READ: 1 Corinthians 13
BACKGROUND: “The Love Chapter!” This is probably the most commonly read passage at weddings since it talks about love very poetically and powerfully. It’s important to remember here that it comes right in the middle of a larger section of the letter where Paul is talking to the church in Corinth about how to live together in community. The big idea of this passage, then, is that love – the kind of love Paul describes – is what makes communities work and what makes them worth being a part of!
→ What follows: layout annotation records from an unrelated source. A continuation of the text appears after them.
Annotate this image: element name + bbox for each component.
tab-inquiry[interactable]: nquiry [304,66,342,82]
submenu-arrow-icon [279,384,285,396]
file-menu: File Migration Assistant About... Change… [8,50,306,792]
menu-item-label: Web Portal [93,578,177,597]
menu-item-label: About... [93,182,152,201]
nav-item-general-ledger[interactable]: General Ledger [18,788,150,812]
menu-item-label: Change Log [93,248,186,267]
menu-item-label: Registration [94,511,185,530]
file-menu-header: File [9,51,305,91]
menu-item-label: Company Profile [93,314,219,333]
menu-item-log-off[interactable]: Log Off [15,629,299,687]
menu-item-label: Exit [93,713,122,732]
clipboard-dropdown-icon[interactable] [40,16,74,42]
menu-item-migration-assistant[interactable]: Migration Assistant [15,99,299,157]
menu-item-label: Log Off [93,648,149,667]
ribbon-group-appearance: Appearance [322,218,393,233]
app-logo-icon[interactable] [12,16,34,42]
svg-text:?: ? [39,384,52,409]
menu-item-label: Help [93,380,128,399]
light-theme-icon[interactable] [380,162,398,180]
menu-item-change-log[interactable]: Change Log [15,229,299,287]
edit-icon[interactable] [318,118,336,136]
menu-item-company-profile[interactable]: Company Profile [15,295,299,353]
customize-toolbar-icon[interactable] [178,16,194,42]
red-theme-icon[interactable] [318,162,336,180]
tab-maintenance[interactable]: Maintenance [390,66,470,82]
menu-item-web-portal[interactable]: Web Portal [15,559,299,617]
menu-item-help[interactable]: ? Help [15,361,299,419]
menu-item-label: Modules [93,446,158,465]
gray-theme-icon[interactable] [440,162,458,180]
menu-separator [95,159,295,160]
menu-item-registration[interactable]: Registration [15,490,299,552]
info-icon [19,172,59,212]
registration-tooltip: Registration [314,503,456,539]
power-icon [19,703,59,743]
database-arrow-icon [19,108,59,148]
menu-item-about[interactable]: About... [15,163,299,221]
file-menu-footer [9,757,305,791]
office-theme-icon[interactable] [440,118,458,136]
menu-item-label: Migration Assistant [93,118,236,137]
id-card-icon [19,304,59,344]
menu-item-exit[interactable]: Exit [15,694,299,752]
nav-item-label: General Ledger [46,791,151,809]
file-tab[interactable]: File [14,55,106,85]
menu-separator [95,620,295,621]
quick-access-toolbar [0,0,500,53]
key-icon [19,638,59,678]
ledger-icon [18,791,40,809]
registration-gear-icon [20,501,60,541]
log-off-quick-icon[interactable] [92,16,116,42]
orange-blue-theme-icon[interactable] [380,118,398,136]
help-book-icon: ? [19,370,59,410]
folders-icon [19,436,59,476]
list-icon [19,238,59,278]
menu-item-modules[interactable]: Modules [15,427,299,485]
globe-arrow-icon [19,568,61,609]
THINK: Saint John Chrysostom was one of the greatest thinkers, writers, & pastors who shaped the church in it’s early years. He lived in the 4th Century, and in a message about 1 Corinthians 13 he highlighted what it means that love is patient and what it looks like to live a life of patience borne in love. I love what he had to say. The following is my translation of Chrysostom’s words:
“Thus, having showed that faith, knowledge, prophecy, tongues, gifts, healing, perfect life, and martyrdom of no great advantage if love is absent, Paul next makes an outline of the matchless beauty of love, adorning its image with the parts of virtue as with a sort of colors and putting together each part of the painting with exactness. We ought not hastily pass by the things that Paul says about love here, but instead examine each one of them with great care, in order that we might know both the treasure which is the thing (love) and also the art of the painter (God). Think about where Paul began and what he set out as the first and foremost cause of the excellence of love. What is it? Patience. This is the root of all self-denial. A wise man (Solomon) also once said, “A patient person is a person of great understanding, but the impatient person is mightily foolish.”
And comparing love too with a strong, fortified city, he said that it is more secure than that. For love is both an invincible weapon and a sort of impregnable tower, easily getting rid of all challenges. And just like a spark falling into the ocean does the ocean no harm but instead is easily quenched, in the same way whatever unexpected thing comes upon a patient soul quickly vanishes without even disturbing the soul. For it is true that there is nothing as impenetrable as patience. You may talk of armies, money, horses, walls, arms, or anything else, but you will name nothing like patience! For the person who is surrounded by all of those worldly things is often overcome by anger and acts upset like a worthless little child and fills everyone around with confusion and storms. But the patient person is settled like a ship in a harbor and enjoys a profound calm. Even if you surround this person with loss, like a rock they are unmoved, and even if you bring insult upon them, like a tower they are unshaken, and even if you bruise and beat and whip this person, you have not wounded their strength.
Yes, this is patience. Patience means having a kind of long and great soul. For that which is long is also called great. But this excellence is ultimately born of love, a love for everyone including those who have love to give back but also to all those who enjoy the benefit of being loved without being able to give anything back.”
ASK: Am I patient? Am I loving? When people interact with me do they see the type of love that Paul writes about in this chapter? What would it look like – how would my life be different – if I was defined by the kind of rock-solid patience borne of love that John Chrysostom describes here?